UniProtKB/Swiss-Prot,

ftp://ftp.uniprot.org/pub/databases/uniprot/current_release/knowledgebase/complete/uniprot_sprot.fasta.gz

UniProtKB/TrEMBL,

ftp://ftp.uniprot.org/pub/databases/uniprot/current_release/knowledgebase/complete/uniprot_trembl.fasta.gz

You could download these two files then merge (normally Linux shell ‘cat’ command) them together. Then revise the ./get_gene_data.sh. (refer to get_big_gene_data.sh). Finally, you could get about 20 million parallel corpus.

## 4 Directory: "pre_process_gene_data", segment amino acid sequence and clean the corpus
If you want to build your own corpus, you will need segment the amino acid sequence and clean the corpus.

4.1 Data files
(1) mix.go original gene ontology sequence

(2) mix.pr original amino acid sequence

(Here we give these data. You could also copy the human.pr.filter in previous to mix.go, and human.go.filter to mix.go to run your own experiment, also for the big data set)

(3) protein.dict dict file

4.2 Preprocess the file, get the parallel corpus
File : pre_process.sh

just run:

./pre_process.h

Its operation:

step 1: segment the amino acid sequence. (segment_gene_sequence.py)

step 2: clean the corpus.( clean_corpus.py)

step 3: divide the corpus into train and test parts.( divide_corpus.py)

finally, you will get 4 files

gene.pr : amino acid sequence, have been segmented, maximal word length 6

gene.go: gene ontology sequence

gene.pr.test: amino acid sequence for test

gene.go.test: gene ontology sequence for test

These files could be used to train the translation model.

## 5 Directory "build_dict", build amino acid dictionary
Moreover, if you want to build your own “protein.dict” for different maximal word length, we also give an example:

Step 1, install SRILM

A simple method to build dictionary is to use language model. Here use SRILM. You should install it first. (http://www.speech.sri.com/projects/srilm/)

Then cp the executable file “ngram-count” to this directory. Normally in your install dir. There have been an “ngram-count”, but it could only run in a special Linux version, so just overwrite it.

Step 2, you should make 2 file

(1) In ./get_gene_word: run make

(2) In ./get_gene_word_prob: you should set the srilm install path and MACHINE_TYPE in Makefile, then run make.

Step 3, uncompress the data file

Run: tar -xzvf protein.fa.tar.gz

Step 4, train n-gram language model, n=1–5

Run: ./build_all_lm_model.sh

(Attention, you must cp “ngram-count” to this directory. See step1)

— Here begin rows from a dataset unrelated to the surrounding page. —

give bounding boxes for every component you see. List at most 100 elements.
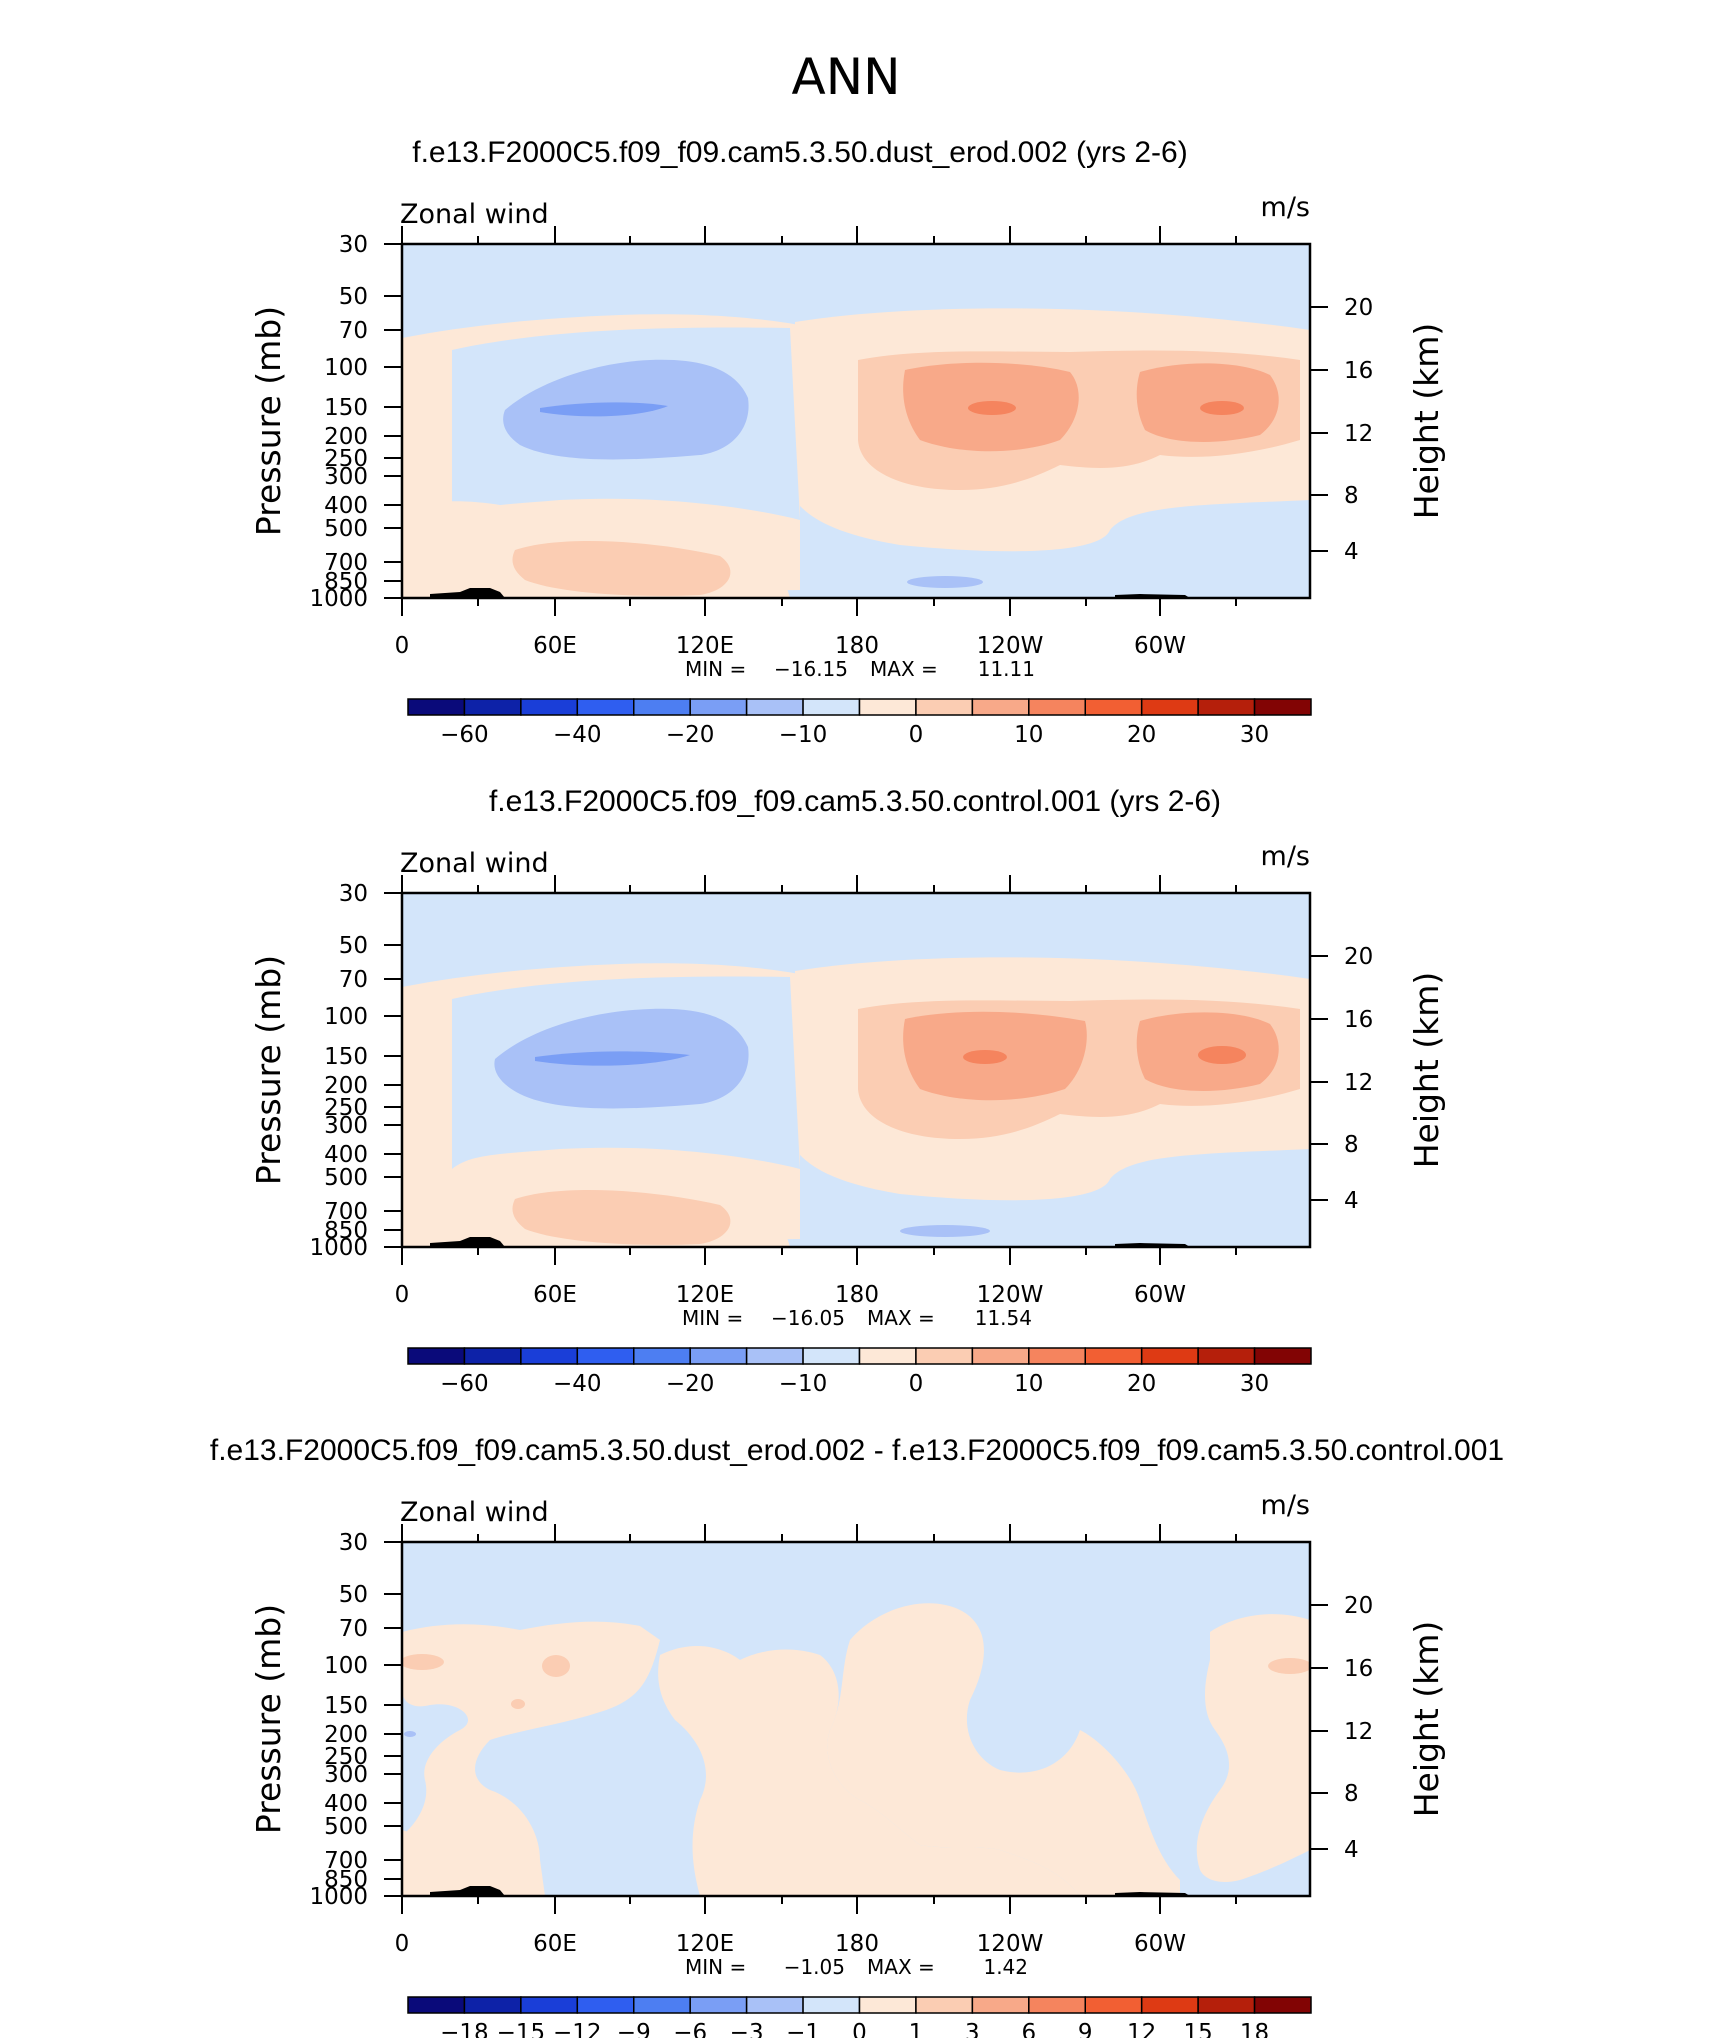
- panel-2-x-tick-label: 60W: [1134, 1282, 1186, 1308]
- panel-1-x-tick-label: 120E: [676, 633, 734, 659]
- colorbar-label: −40: [553, 722, 602, 748]
- panel-1-y-tick-labels: 30 50 70 100 150 200 250 300 400 500 700…: [309, 232, 368, 612]
- panel-3-y-tick-label: 500: [324, 1814, 368, 1840]
- colorbar-swatch: [915, 1347, 974, 1365]
- panel-2-units-label: m/s: [1261, 841, 1310, 872]
- panel-3-variable-label: Zonal wind: [400, 1497, 549, 1528]
- panel-2-max-value: 11.54: [975, 1306, 1032, 1330]
- colorbar-swatch: [745, 1347, 804, 1365]
- colorbar-label: −18: [440, 2020, 489, 2038]
- panel-2-x-tick-label: 0: [395, 1282, 410, 1308]
- panel-2-colorbar: [407, 1347, 1312, 1365]
- colorbar-swatch: [520, 1996, 579, 2014]
- colorbar-label: −9: [617, 2020, 651, 2038]
- panel-3-y-tick-label: 300: [324, 1762, 368, 1788]
- panel-1-height-tick-label: 20: [1344, 295, 1373, 321]
- panel-1-y-tick-label: 250: [324, 446, 368, 472]
- panel-3-height-tick-label: 8: [1344, 1781, 1359, 1807]
- colorbar-label: −15: [497, 2020, 546, 2038]
- panel-1-height-tick-label: 16: [1344, 358, 1373, 384]
- colorbar-label: −60: [440, 1371, 489, 1397]
- colorbar-label: −6: [673, 2020, 707, 2038]
- colorbar-swatch: [971, 1996, 1030, 2014]
- panel-2-y-tick-label: 500: [324, 1165, 368, 1191]
- colorbar-swatch: [1028, 1347, 1087, 1365]
- panel-3-height-tick-label: 20: [1344, 1593, 1373, 1619]
- colorbar-swatch: [1253, 1996, 1312, 2014]
- panel-2-jet-core-west: [963, 1050, 1007, 1064]
- panel-1-y-tick-label: 150: [324, 395, 368, 421]
- panel-3-colorbar: [407, 1996, 1312, 2014]
- panel-1-min-label: MIN =: [685, 657, 746, 681]
- colorbar-label: 0: [852, 2020, 867, 2038]
- panel-1-y-tick-label: 50: [339, 284, 368, 310]
- panel-2-height-tick-labels: 20 16 12 8 4: [1344, 944, 1373, 1214]
- panel-3-y-tick-labels: 30 50 70 100 150 200 250 300 400 500 700…: [309, 1530, 368, 1910]
- colorbar-label: 10: [1014, 722, 1043, 748]
- colorbar-swatch: [1140, 698, 1199, 716]
- panel-1-y-tick-label: 30: [339, 232, 368, 258]
- panel-3-y-axis-title: Pressure (mb): [249, 1604, 288, 1834]
- panel-3-y-tick-label: 250: [324, 1744, 368, 1770]
- panel-3-x-tick-label: 120E: [676, 1931, 734, 1957]
- panel-1-field: [402, 244, 1310, 598]
- panel-1-max-label: MAX =: [870, 657, 938, 681]
- colorbar-swatch: [689, 698, 748, 716]
- panel-3-y-tick-label: 1000: [309, 1884, 368, 1910]
- panel-2-y-axis-title: Pressure (mb): [249, 955, 288, 1185]
- panel-1-variable-label: Zonal wind: [400, 199, 549, 230]
- colorbar-label: 18: [1240, 2020, 1269, 2038]
- colorbar-swatch: [1197, 698, 1256, 716]
- panel-1-lower-easterly: [402, 501, 500, 525]
- panel-2-min-label: MIN =: [682, 1306, 743, 1330]
- colorbar-swatch: [576, 1347, 635, 1365]
- colorbar-swatch: [1028, 1996, 1087, 2014]
- panel-1-colorbar-labels: −60 −40 −20 −10 0 10 20 30: [440, 722, 1269, 748]
- panel-2-variable-label: Zonal wind: [400, 848, 549, 879]
- colorbar-label: 20: [1127, 1371, 1156, 1397]
- panel-3-x-tick-label: 180: [835, 1931, 879, 1957]
- panel-1-units-label: m/s: [1261, 192, 1310, 223]
- panel-1-height-tick-label: 12: [1344, 421, 1373, 447]
- panel-1-y-tick-label: 200: [324, 424, 368, 450]
- colorbar-swatch: [1140, 1347, 1199, 1365]
- panel-1-y-tick-label: 500: [324, 516, 368, 542]
- panel-3-height-tick-label: 16: [1344, 1656, 1373, 1682]
- panel-3-x-tick-label: 120W: [977, 1931, 1044, 1957]
- panel-1-height-tick-label: 8: [1344, 483, 1359, 509]
- panel-2-y-tick-label: 150: [324, 1044, 368, 1070]
- panel-3-y-axis-title-right: Height (km): [1407, 1621, 1446, 1818]
- panel-3-x-tick-label: 60E: [533, 1931, 577, 1957]
- colorbar-swatch: [745, 698, 804, 716]
- panel-3-positive-central-region: [658, 1645, 1080, 1896]
- panel-3-positive-east-region: [1196, 1614, 1310, 1882]
- panel-3-y-tick-label: 400: [324, 1791, 368, 1817]
- colorbar-swatch: [520, 1347, 579, 1365]
- panel-2-height-tick-label: 8: [1344, 1132, 1359, 1158]
- colorbar-swatch: [1084, 1347, 1143, 1365]
- colorbar-label: 0: [909, 722, 924, 748]
- panel-3-colorbar-labels: −18 −15 −12 −9 −6 −3 −1 0 1 3 6 9 12 15 18: [440, 2020, 1269, 2038]
- panel-3-y-tick-label: 70: [339, 1616, 368, 1642]
- colorbar-swatch: [520, 698, 579, 716]
- panel-2-height-tick-label: 16: [1344, 1007, 1373, 1033]
- panel-3-y-tick-label: 700: [324, 1848, 368, 1874]
- panel-2-y-tick-label: 300: [324, 1113, 368, 1139]
- panel-1-x-tick-label: 0: [395, 633, 410, 659]
- panel-3-positive-surface-west: [402, 1830, 490, 1896]
- colorbar-swatch: [633, 698, 691, 716]
- panel-3-x-tick-label: 60W: [1134, 1931, 1186, 1957]
- panel-2-contour-neg20: [535, 1051, 690, 1066]
- colorbar-label: −10: [779, 1371, 828, 1397]
- panel-3-negative-cell: [404, 1731, 416, 1737]
- panel-2-colorbar-labels: −60 −40 −20 −10 0 10 20 30: [440, 1371, 1269, 1397]
- colorbar-swatch: [689, 1996, 748, 2014]
- colorbar-swatch: [802, 698, 861, 716]
- panel-1-y-tick-label: 1000: [309, 586, 368, 612]
- panel-1-y-tick-label: 300: [324, 464, 368, 490]
- panel-1-x-tick-label: 60W: [1134, 633, 1186, 659]
- colorbar-label: −10: [779, 722, 828, 748]
- panel-2-y-tick-label: 700: [324, 1199, 368, 1225]
- colorbar-label: 20: [1127, 722, 1156, 748]
- panel-1-max-value: 11.11: [978, 657, 1035, 681]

Step 5, Build dictionary with different maximal word length

Run: ./build_dict_all.sh

Its operations:

(1) Get all possible gene word, filter them by frequency. (get_word)

(2) Get probability of all gene words. (get_prob)

(3) Filter the gene words in dictionary by MI method. (mi_filter.py)

Finally, you will get protein.dict.*.mi, (* is 1,2,…,5) is the dictionary with maximal word length *. Then you could use these dictionary file to segment the amino acid sequence (in section 3).

If you have map/reduce cluster, you could use EM method to build the gene word. See our open source project (https://code.google.com/p/dnasearchengine/). To train an 8 maximal word length dictionary, you need at least 4G amino acid sequence data. More amino acid sequence could be found in “Get gene data” section or ftp of gene Refseq databases. ftp://ftp.ncbi.nih.gov/refseq/.